While You Were Sleeping: 5 stories you might have missed, Jan 8

Medical staff treat a Covid-19 patient in intensive care at the Cleveland Clinic in Cleveland, Ohio. PHOTO: REUTERS

Omicron pushes US Covid-19 hospitalisations towards record high

Covid-19 hospitalisations in the United States are poised to hit a new high as early as Friday, according to a Reuters tally, surpassing the record set in January of last year as the highly contagious Omicron variant fuels a surge in infections.

Hospitalisations have increased steadily since late December as Omicron quickly overtook Delta as the dominant coronavirus variant in the US, although experts say Omicron will likely prove less deadly than prior iterations.

Health officials have warned that the sheer number of infections caused by Omicron could strain hospital systems, some of which have already shown signs of distress, partly due to staffing shortages.

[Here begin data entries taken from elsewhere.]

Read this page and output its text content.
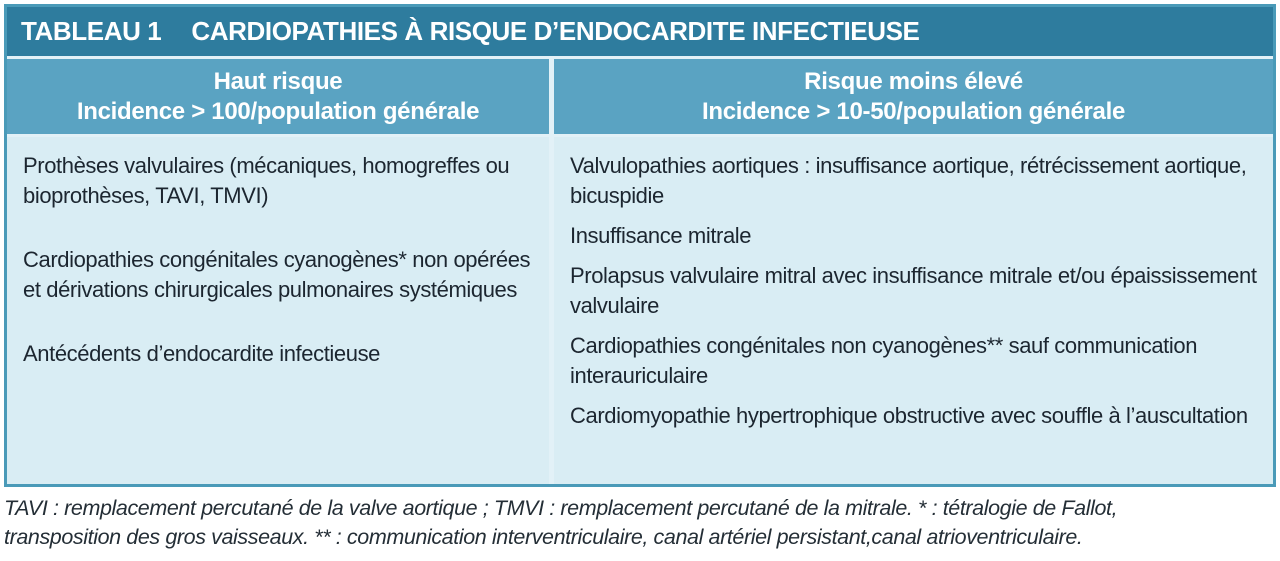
TABLEAU 1 CARDIOPATHIES À RISQUE D’ENDOCARDITE INFECTIEUSE
Haut risque
Incidence > 100/population générale
Risque moins élevé
Incidence > 10-50/population générale

Prothèses valvulaires (mécaniques, homogreffes ou bioprothèses, TAVI, TMVI)

Cardiopathies congénitales cyanogènes* non opérées et dérivations chirurgicales pulmonaires systémiques

Antécédents d’endocardite infectieuse

Valvulopathies aortiques : insuffisance aortique, rétrécissement aortique, bicuspidie

Insuffisance mitrale

Prolapsus valvulaire mitral avec insuffisance mitrale et/ou épaississement valvulaire

Cardiopathies congénitales non cyanogènes** sauf communication interauriculaire

Cardiomyopathie hypertrophique obstructive avec souffle à l’auscultation

TAVI : remplacement percutané de la valve aortique ; TMVI : remplacement percutané de la mitrale. * : tétralogie de Fallot,
transposition des gros vaisseaux. ** : communication interventriculaire, canal artériel persistant,canal atrioventriculaire.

"I don't believe we've seen the peak yet here in the United States," Centres for Disease Control and Prevention (CDC) Director Rochelle Walensky told NBC News' Today programme on Friday, as schools and businesses also struggle with rising caseloads.

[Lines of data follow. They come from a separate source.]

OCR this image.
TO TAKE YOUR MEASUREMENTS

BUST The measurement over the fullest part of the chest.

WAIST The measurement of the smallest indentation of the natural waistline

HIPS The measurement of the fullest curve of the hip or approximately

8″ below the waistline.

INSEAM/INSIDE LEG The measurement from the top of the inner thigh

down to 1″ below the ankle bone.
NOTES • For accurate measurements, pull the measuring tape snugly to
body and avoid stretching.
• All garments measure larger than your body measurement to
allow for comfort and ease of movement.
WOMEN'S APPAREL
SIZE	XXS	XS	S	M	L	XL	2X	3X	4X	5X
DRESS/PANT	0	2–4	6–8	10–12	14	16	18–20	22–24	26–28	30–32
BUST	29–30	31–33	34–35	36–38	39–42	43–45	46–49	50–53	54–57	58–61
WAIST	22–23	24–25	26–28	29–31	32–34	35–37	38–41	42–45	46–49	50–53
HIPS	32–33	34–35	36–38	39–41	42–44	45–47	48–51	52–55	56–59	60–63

Killers of Black US jogger get life in jail in racially charged case

The three White men convicted of murder in the shooting death of Ahmaud Arbery while he jogged through their quiet Georgia neighbourhood almost two years ago were sentenced to life in prison, though one of them will be able to seek parole after 30 years.

Travis McMichael, his father Greg McMichael and their neighbour William "Roddie" Bryan were found guilty in November of multiple charges including felony murder following a two-week jury trial, which included video of the February 2020 shooting that was captured by Bryan on his cellphone.

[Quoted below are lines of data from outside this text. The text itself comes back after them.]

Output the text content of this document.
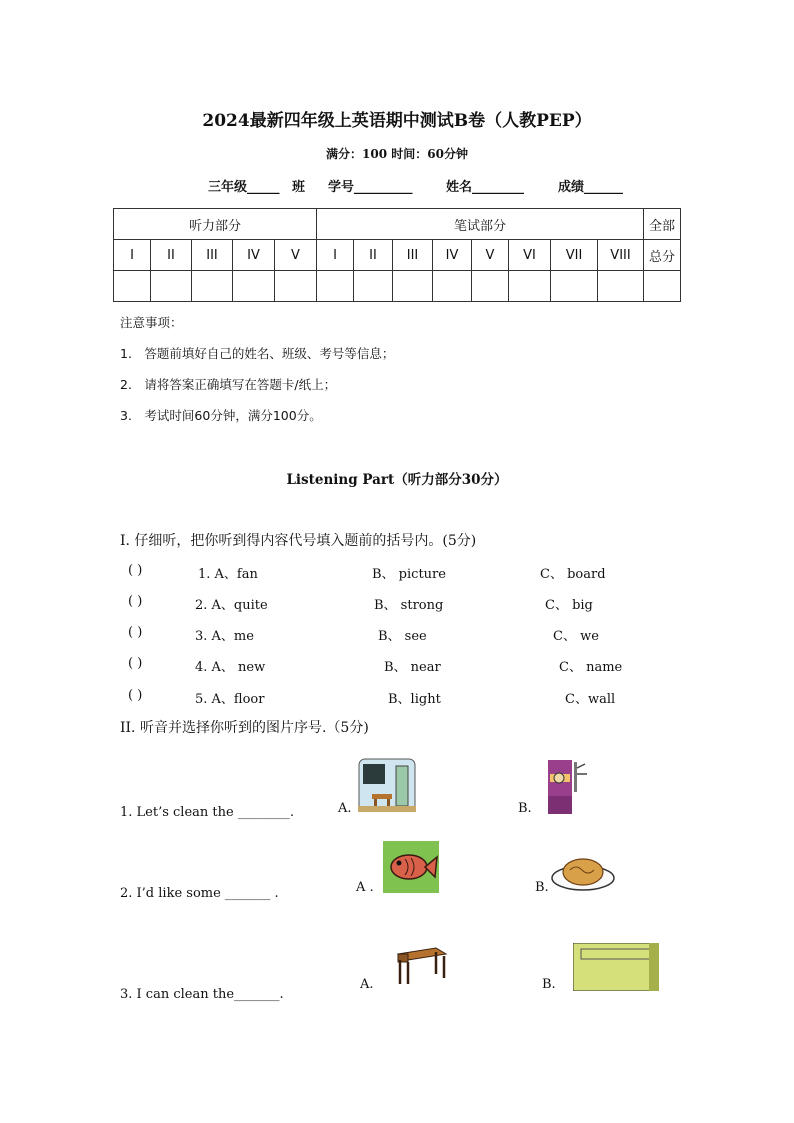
2024最新四年级上英语期中测试B卷（人教PEP）
满分：100 时间：60分钟
三年级_____ 班 学号_________	姓名________	成绩______
听力部分					笔试部分								全部
I	II	III	IV	V	I	II	III	IV	V	VI	VII	VIII	总分

注意事项：
1. 答题前填好自己的姓名、班级、考号等信息；
2. 请将答案正确填写在答题卡/纸上；
3. 考试时间60分钟，满分100分。
Listening Part（听力部分30分）
I. 仔细听，把你听到得内容代号填入题前的括号内。(5分)
( )	1. A、fan	B、 picture	C、 board
( )	2. A、quite	B、 strong	C、 big
( )	3. A、me	B、 see	C、 we
( )	4. A、 new	B、 near	C、 name
( )	5. A、floor	B、light	C、wall
II. 听音并选择你听到的图片序号.（5分)
1. Let’s clean the ________.	A.	B.
2. I’d like some _______ .	A .	B.
3. I can clean the_______.
A.	B.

Georgia Superior Court Judge Timothy Walmsley, who was required by state law to give the men life behind bars, denied a request on Friday by the McMichaels to allow them the possibility of eventual parole. Walmsley said Bryan can seek parole after 30 years. Prosecutors chose not to pursue the death penalty.


No jab, no job: Citigroup to fire unvaccinated staff this month


Citigroup staff in the United States who have not been vaccinated against Covid-19 by Jan 14 will be placed on unpaid leave and fired at the end of the month unless they are granted an exemption, a source familiar with the matter said on Friday.

The US bank announced its plan to impose new vaccination rules in October and now becomes the first major Wall Street institution to follow through with a strict vaccine mandate.

Its move comes as the financial industry grapples with how to bring workers back to offices safely and get back to business as usual at a time when the highly infectious Omicron coronavirus variant is spreading like wildfire.


'It's like prison,' says Czech tennis player detained with Djokovic

Czech tennis player Renata Voracova, placed in the same Melbourne detention centre as Novak Djokovic after both had their Australian visas revoked, said on Friday her stay felt like "being in prison".

Voracova entered Australia on an exemption from the country's tight pandemic regulations, just like Djokovic, but both ended up in detention after authorities changed their minds.

"I'm in a room and I can't go anywhere," the 38-year-old Voracova, ranked 81st in doubles, told the Czech dailies DNES and Sport.


Academy Award-winning actor Sidney Poitier dies at 94

Sidney Poitier, who broke through racial barriers as the first Black winner of the best actor Oscar for his role in Lilies Of The Field, and inspired a generation during the civil rights movement, has died at age 94, an official from the Bahamian Ministry of Foreign Affairs said on Friday.

Eugene Torchon-Newry, acting director-general of the Ministry of Foreign Affairs, confirmed Poitier's death.

Poitier created a distinguished film legacy in a single year with three 1967 films at a time when segregation prevailed in much of the United States.